Baked Salmon with Pesto and Sun-dried Tomatoes

Servings: 1
Prep Time: 5 minutes
Cook Time: 20 minutes


  • 1 kg salmon fillet
  • 4 tbsp rocket and walnut pesto (Recipe below)
  • 1 cup chopped sun-dried tomato, cut into thin slices
  • salt

Rocket and walnut Pesto Sauce

  • 3 large garlic cloves
  • 1/2 cup walnuts
  • 2/3 cup Parmigiano-Reggiano, coarsely grated
  • 1 tsp salt
  • 1/2 tsp black pepper
  • 3 cup loosely packed fresh rocket
  • 2/3 cup extra-virgin olive oil


  • In a food processor, finely chops the garlic.  Stop the machine then add the walnuts, parmesan cheese, salt, pepper, and rocket, then process until finely chopped.  While the motor is running, slowly add the olive oil.
  • Preheat oven to 250 degrees Celsius.
  • Wash and pat dry the salmon.

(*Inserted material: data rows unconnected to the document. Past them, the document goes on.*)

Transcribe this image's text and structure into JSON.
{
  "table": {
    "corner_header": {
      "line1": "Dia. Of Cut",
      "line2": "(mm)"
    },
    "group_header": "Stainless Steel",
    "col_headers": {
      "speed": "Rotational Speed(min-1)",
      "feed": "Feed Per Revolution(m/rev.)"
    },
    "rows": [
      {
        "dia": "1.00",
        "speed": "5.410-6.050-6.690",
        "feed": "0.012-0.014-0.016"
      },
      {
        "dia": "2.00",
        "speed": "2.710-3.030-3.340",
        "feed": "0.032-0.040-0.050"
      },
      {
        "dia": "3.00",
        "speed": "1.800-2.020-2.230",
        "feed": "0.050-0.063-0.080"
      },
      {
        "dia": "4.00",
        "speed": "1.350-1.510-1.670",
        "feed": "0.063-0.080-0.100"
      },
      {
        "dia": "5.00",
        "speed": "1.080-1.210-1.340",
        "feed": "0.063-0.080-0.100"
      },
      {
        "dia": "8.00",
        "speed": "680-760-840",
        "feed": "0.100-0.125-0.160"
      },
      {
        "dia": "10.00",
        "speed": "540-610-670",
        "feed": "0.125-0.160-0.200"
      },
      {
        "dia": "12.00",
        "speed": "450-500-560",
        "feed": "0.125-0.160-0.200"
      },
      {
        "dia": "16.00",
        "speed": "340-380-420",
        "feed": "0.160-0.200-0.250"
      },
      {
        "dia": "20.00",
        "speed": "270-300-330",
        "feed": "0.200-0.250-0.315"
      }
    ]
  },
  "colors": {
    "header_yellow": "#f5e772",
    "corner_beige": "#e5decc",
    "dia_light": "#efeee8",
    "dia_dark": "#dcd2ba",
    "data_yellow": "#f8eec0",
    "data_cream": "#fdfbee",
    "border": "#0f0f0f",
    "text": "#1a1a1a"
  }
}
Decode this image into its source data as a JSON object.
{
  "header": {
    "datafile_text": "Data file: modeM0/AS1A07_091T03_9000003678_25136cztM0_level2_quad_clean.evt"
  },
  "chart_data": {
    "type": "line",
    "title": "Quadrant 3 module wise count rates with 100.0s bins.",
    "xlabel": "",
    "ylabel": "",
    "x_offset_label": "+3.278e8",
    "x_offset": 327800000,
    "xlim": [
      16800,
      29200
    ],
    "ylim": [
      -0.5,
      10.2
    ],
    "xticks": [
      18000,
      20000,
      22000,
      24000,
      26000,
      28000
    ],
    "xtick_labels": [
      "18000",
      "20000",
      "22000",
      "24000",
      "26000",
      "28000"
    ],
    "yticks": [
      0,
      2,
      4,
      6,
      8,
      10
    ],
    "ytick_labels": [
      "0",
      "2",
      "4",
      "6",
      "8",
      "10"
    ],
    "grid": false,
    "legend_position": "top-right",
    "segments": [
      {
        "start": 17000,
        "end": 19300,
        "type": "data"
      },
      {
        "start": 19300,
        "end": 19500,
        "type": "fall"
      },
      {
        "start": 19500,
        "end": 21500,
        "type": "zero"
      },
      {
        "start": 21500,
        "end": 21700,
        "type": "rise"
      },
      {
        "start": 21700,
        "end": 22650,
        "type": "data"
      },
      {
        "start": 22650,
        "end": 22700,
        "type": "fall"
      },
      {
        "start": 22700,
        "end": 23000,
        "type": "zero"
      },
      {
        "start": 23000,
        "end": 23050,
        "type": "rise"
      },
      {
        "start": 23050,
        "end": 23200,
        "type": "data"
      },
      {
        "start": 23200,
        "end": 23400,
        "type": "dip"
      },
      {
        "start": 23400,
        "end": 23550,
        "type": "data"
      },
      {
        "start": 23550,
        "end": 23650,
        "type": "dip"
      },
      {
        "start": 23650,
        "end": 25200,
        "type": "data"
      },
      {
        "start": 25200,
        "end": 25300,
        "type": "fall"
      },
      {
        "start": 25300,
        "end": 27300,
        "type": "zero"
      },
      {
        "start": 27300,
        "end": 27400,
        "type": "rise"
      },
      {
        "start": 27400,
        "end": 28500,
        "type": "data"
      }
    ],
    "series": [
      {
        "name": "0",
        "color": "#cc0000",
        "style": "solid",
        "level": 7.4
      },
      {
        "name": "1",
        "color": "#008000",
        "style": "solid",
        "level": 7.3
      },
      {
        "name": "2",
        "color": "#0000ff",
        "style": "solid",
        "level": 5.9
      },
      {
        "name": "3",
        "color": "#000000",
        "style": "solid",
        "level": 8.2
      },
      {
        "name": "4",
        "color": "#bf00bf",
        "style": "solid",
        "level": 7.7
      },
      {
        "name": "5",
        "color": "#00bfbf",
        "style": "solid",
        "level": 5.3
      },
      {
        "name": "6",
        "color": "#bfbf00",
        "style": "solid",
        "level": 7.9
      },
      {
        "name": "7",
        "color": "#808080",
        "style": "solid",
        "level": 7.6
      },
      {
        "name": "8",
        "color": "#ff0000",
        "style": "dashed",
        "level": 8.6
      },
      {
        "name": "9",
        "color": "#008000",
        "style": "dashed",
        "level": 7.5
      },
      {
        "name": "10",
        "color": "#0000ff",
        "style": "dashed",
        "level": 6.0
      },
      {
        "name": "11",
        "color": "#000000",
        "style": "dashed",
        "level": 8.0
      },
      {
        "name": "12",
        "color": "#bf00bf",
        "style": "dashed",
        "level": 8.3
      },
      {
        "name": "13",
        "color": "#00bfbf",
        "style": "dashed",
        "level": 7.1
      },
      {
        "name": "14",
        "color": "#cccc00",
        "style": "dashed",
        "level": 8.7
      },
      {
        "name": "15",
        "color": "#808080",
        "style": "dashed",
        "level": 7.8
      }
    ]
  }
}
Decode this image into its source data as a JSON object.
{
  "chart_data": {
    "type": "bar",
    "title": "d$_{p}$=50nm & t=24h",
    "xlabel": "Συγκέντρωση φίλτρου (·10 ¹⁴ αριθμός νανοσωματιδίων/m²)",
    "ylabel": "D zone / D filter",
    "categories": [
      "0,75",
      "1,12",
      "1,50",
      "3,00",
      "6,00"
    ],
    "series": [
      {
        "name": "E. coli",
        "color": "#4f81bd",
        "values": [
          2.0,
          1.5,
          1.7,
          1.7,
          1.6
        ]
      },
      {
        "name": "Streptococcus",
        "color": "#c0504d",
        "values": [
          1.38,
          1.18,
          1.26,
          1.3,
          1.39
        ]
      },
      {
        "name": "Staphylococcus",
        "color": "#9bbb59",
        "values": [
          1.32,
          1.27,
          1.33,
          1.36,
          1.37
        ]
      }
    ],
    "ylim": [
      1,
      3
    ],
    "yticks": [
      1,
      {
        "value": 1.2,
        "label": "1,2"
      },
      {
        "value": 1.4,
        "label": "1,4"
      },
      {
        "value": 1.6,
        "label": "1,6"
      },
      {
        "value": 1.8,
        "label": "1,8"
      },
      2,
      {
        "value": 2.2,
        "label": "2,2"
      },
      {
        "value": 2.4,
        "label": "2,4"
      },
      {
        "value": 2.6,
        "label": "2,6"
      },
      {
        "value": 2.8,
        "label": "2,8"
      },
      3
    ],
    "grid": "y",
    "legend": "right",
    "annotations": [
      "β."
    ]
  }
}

Place the fish on the baking dish and spread pesto evenly on top of the fish. Arrange the sun-dried tomato on top of the pesto.
  • Place the tray in the oven and bake for 7 to 10 minutes or until the fish is cooked. Make sure not to overcook the salmon it will dry out.
  • Serve with sabzi polo rice, green salad, or roasted potatoes on the side.